The 3 Greatest Lessons

Throughout the course of my college career (and it has been a long one, let me tell you), there have been very few classes where I didn’t feel like I was learning things that I would never again need in my adult life. Esconomics? Maybe. Physics? Definitely not. Astronomy and the Galaxy? Move over, SpaceX, I’m coming for you… Not. Thankfully, Communications has been a class that I genuinely learned useful information in and actually found out a few things about myself that I need to work on in the process. I’ve never claimed myself to be an expert communicator by any means, but I definitely realized that have some room for growth and improvement to become more effective.

Men VS Women. We all know that men and women have extremely different ways of communicating, but something in our lesson about gender roles in Chapter 3 honestly helped me with an issue I didn’t realize we had in my marriage! It was never a secret to me that my husband has never been much of a talker, frankly it is always a topic of discussion when we have arguments that he doesn’t share his feelings – but it never occurred to me that that’s how he was taught. As mentioned in our text, men are often “taught to keep their innermost thoughts to themselves,” whereas women are more prone to sharing their thoughts and feelings openly. This due to the Independence VS Intimacy differences – Sharing your inner thoughts is an intimate action and keeping to yourself is supposed to be an indicator of independence… Which would be fine if it wasn’t something my husband only decided to do when we’re sharing feelings – He is certainly not displaying these characteristics when he needs to schedule a doctors appointment or find something around the home… but I digress. (I’m also totally joking, I love my sweet husband very much – but he definitely has his less independent moments).

This lesson helped my understand the “science,” if you will, behind why my husband and I struggle to communicate at times (like literally everyone else) and ways around it to become more intentional with our words.

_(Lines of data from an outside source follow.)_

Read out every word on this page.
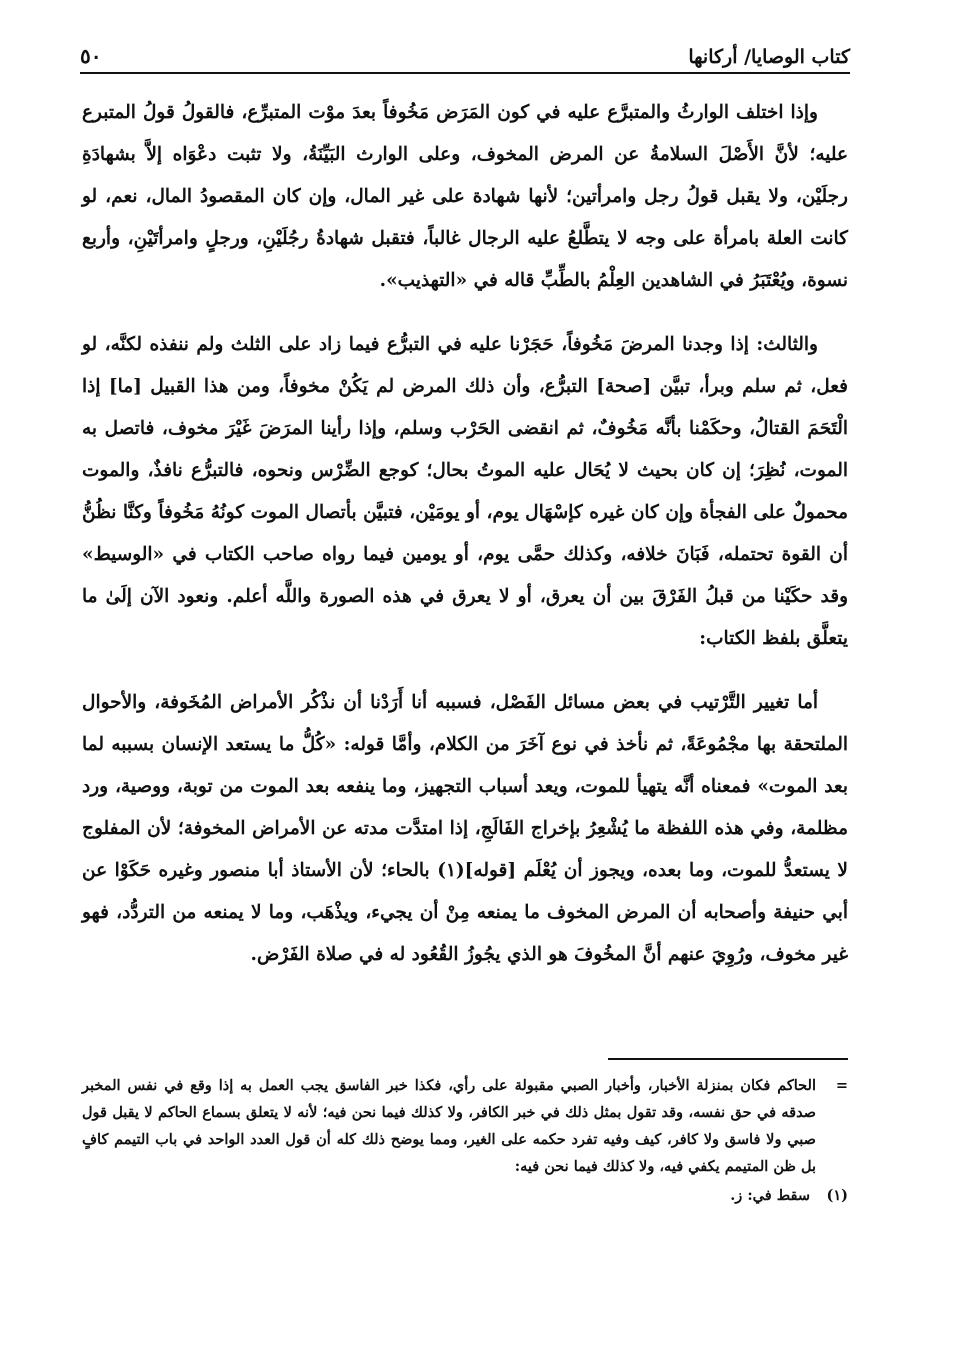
كتاب الوصايا/ أركانها
٥٠

وإذا اختلف الوارثُ والمتبرَّع عليه في كون المَرَض مَخُوفاً بعدَ موْت المتبرِّع، فالقولُ قولُ المتبرع عليه؛ لأنَّ الأَصْلَ السلامةُ عن المرض المخوف، وعلى الوارث البَيِّنَةُ، ولا تثبت دعْوَاه إلاَّ بشهادَةِ رجلَيْن، ولا يقبل قولُ رجل وامرأتين؛ لأنها شهادة على غير المال، وإن كان المقصودُ المال، نعم، لو كانت العلة بامرأة على وجه لا يتطَّلعُ عليه الرجال غالباً، فتقبل شهادةُ رجُلَيْنِ، ورجلٍ وامرأتَيْنِ، وأربع نسوة، ويُعْتَبَرُ في الشاهدين العِلْمُ بالطِّبِّ قاله في «التهذيب».

والثالث: إذا وجدنا المرضَ مَخُوفاً، حَجَرْنا عليه في التبرُّع فيما زاد على الثلث ولم ننفذه لكنَّه، لو فعل، ثم سلم وبرأ، تبيَّن [صحة] التبرُّع، وأن ذلك المرض لم يَكُنْ مخوفاً، ومن هذا القبيل [ما] إذا الْتَحَمَ القتالُ، وحكَمْنا بأنَّه مَخُوفٌ، ثم انقضى الحَرْب وسلم، وإذا رأينا المرَضَ غَيْرَ مخوف، فاتصل به الموت، نُظِرَ؛ إن كان بحيث لا يُحَال عليه الموتُ بحال؛ كوجع الضِّرْس ونحوه، فالتبرُّع نافذٌ، والموت محمولٌ على الفجأة وإن كان غيره كإسْهَال يوم، أو يومَيْن، فتبيَّن بأتصال الموت كونُهُ مَخُوفاً وكنَّا نظُنُّ أن القوة تحتمله، فَبَانَ خلافه، وكذلك حمَّى يوم، أو يومين فيما رواه صاحب الكتاب في «الوسيط» وقد حكَيْنا من قبلُ الفَرْقَ بين أن يعرق، أو لا يعرق في هذه الصورة واللَّه أعلم. ونعود الآن إلَىٰ ما يتعلَّق بلفظ الكتاب:

أما تغيير التَّرْتيب في بعض مسائل الفَصْل، فسببه أنا أَرَدْنا أن نذْكُر الأمراض المُخَوفة، والأحوال الملتحقة بها مجْمُوعَةً، ثم نأخذ في نوع آخَرَ من الكلام، وأمَّا قوله: «كُلُّ ما يستعد الإنسان بسببه لما بعد الموت» فمعناه أنَّه يتهيأ للموت، ويعد أسباب التجهيز، وما ينفعه بعد الموت من توبة، ووصية، ورد مظلمة، وفي هذه اللفظة ما يُشْعِرُ بإخراج الفَالَجِ، إذا امتدَّت مدته عن الأمراض المخوفة؛ لأن المفلوج لا يستعدُّ للموت، وما بعده، ويجوز أن يُعْلَم [قوله](١) بالحاء؛ لأن الأستاذ أبا منصور وغيره حَكَوْا عن أبي حنيفة وأصحابه أن المرض المخوف ما يمنعه مِنْ أن يجيء، ويذْهَب، وما لا يمنعه من التردُّد، فهو غير مخوف، ورُوِيَ عنهم أنَّ المخُوفَ هو الذي يجُوزُ القُعُود له في صلاة الفَرْض.

=
الحاكم فكان بمنزلة الأخبار، وأخبار الصبي مقبولة على رأي، فكذا خبر الفاسق يجب العمل به إذا وقع في نفس المخبر صدقه في حق نفسه، وقد تقول بمثل ذلك في خبر الكافر، ولا كذلك فيما نحن فيه؛ لأنه لا يتعلق بسماع الحاكم لا يقبل قول صبي ولا فاسق ولا كافر، كيف وفيه تفرد حكمه على الغير، ومما يوضح ذلك كله أن قول العدد الواحد في باب التيمم كافٍ بل ظن المتيمم يكفي فيه، ولا كذلك فيما نحن فيه:
(١)
سقط في: ز.
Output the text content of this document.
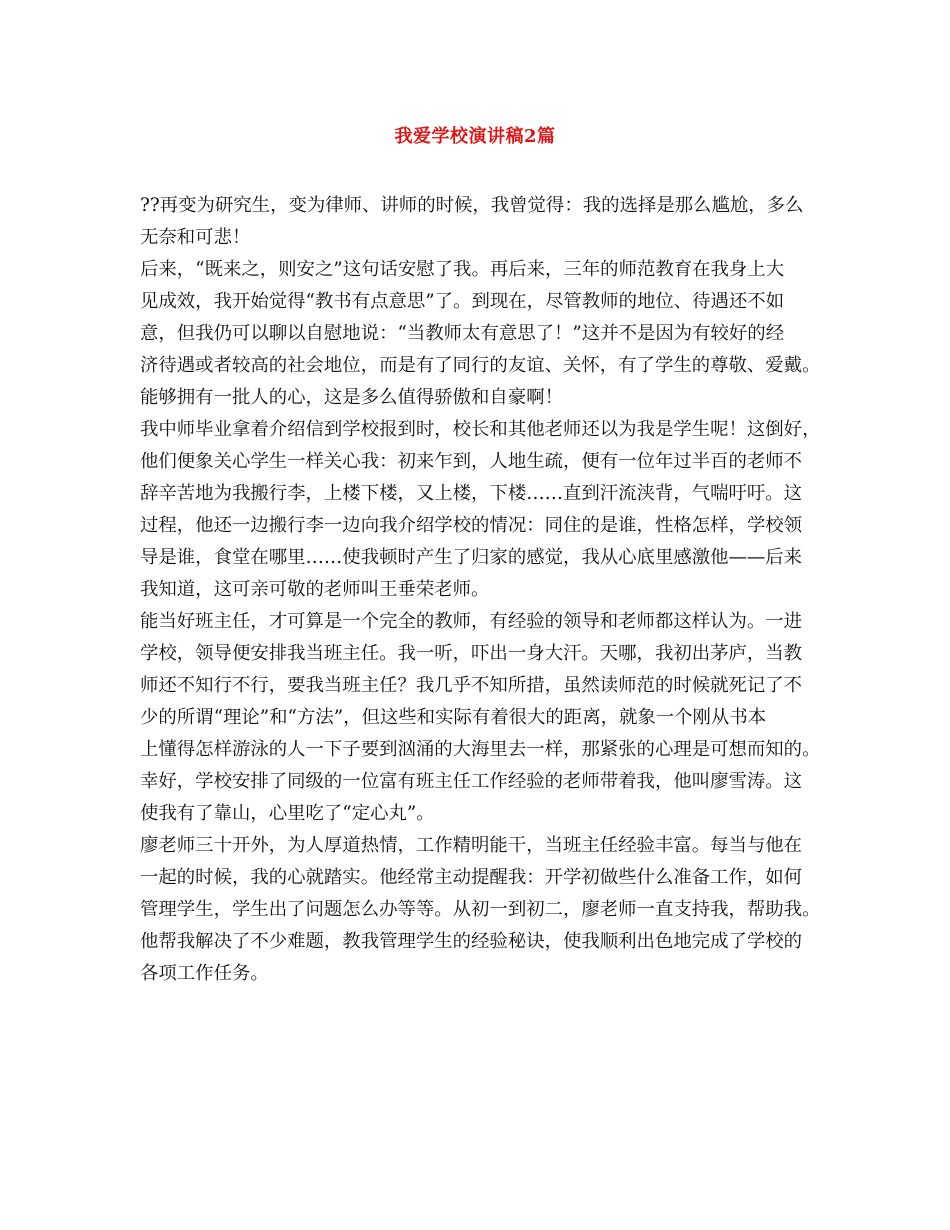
我爱学校演讲稿2篇
??再变为研究生，变为律师、讲师的时候，我曾觉得：我的选择是那么尴尬，多么
无奈和可悲！
后来，“既来之，则安之”这句话安慰了我。再后来，三年的师范教育在我身上大
见成效，我开始觉得“教书有点意思”了。到现在，尽管教师的地位、待遇还不如
意，但我仍可以聊以自慰地说：“当教师太有意思了！”这并不是因为有较好的经
济待遇或者较高的社会地位，而是有了同行的友谊、关怀，有了学生的尊敬、爱戴。
能够拥有一批人的心，这是多么值得骄傲和自豪啊！
我中师毕业拿着介绍信到学校报到时，校长和其他老师还以为我是学生呢！这倒好，
他们便象关心学生一样关心我：初来乍到，人地生疏，便有一位年过半百的老师不
辞辛苦地为我搬行李，上楼下楼，又上楼，下楼……直到汗流浃背，气喘吁吁。这
过程，他还一边搬行李一边向我介绍学校的情况：同住的是谁，性格怎样，学校领
导是谁，食堂在哪里……使我顿时产生了归家的感觉，我从心底里感激他——后来
我知道，这可亲可敬的老师叫王垂荣老师。
能当好班主任，才可算是一个完全的教师，有经验的领导和老师都这样认为。一进
学校，领导便安排我当班主任。我一听，吓出一身大汗。天哪，我初出茅庐，当教
师还不知行不行，要我当班主任？我几乎不知所措，虽然读师范的时候就死记了不
少的所谓“理论”和“方法”，但这些和实际有着很大的距离，就象一个刚从书本
上懂得怎样游泳的人一下子要到汹涌的大海里去一样，那紧张的心理是可想而知的。
幸好，学校安排了同级的一位富有班主任工作经验的老师带着我，他叫廖雪涛。这
使我有了靠山，心里吃了“定心丸”。
廖老师三十开外，为人厚道热情，工作精明能干，当班主任经验丰富。每当与他在
一起的时候，我的心就踏实。他经常主动提醒我：开学初做些什么准备工作，如何
管理学生，学生出了问题怎么办等等。从初一到初二，廖老师一直支持我，帮助我。
他帮我解决了不少难题，教我管理学生的经验秘诀，使我顺利出色地完成了学校的
各项工作任务。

I’m sure my husband wasn’t entirely thrilled with me using a textbook lesson to explain our communication problems, but eventually he will see the benefits! This lesson also made me realize that marriage counseling could be beneficial, even though we are wonderfully happy – every person within a marriage (or any relationship for that matter) has things they can work on to improve for each other.

Lifecycle of a Relationship. Saying this out loud, it sounds like this is something from a Biology class, but it boils down to the cycle with which we develop, grow and eventually, at times, terminate the relationships in our lives. In my 31 years, I’ve built many a friendship but have also seen some of those fall apart – this model actually helped me understand what happened in some of those friendships and made me realize that it likely wasn’t that I did something “wrong.” As a people pleaser, this is always something that has hung over me when I think about different friendships that fell apart and I always beat myself up that it MUST have been something I did or said to push them away – When in reality, as described in Knapp’s Relationship Termination Model from Chapter 8, it was probably just that the relationship grew stagnant and we grew apart. The amount of self-inflicted anxiety that this helped alleviate was significant for me… but then I started looking into my marriage and had a brief moment of panic like, “OH NO – what if we start going through THIS model!?” My poor husband, I’m sure you can tell I’m a very easy going person… lol!

Assertiveness. As soon as I opened this lesson, I thought to myself, “Okay – you’re going to nail this one. Assertive is your middle name.” Which I used to think was true, but now I think I may or may not be borderline abrasive, and this is definitely something I need to work on. Chapter 12 in our text and the accompanying links associated with this lesson had a lot of information that described how to be assertive, without also being disrespectful. I think there have been times, whether in my previous career or current, that I have been less assertive and more demanding which in turn, made me come off as abrasive (and I’m sure my former employees at times cussed me for it, too). I have always had a dominant personality, but I am also a very emotional person and I have found that that can often cloud my judgment and effective communication skills. I am very passionate about a lot of things that I do, so when people are goofing around, not listening or aren’t taking things as seriously as I do, I get frustrated. That frustration is then channeled into, “I’ll just tell them what they need to do,” and that turns into being overly bossy. The upside to this? I definitively know that I am not a passive person – Nothing gets by me without a comment or some sort of notice. Again… my poor husband, lol.

All in all, the lessons in this class helped me become better at my career, a better spouse and a better friend. I wish all college courses had “ah-ha” moments in them like this one… but alas, I suppose I’ll have to settle for a few “ah-ha’s” when my summer semester Financial Accounting finally clicks about 3-4 weeks into the course.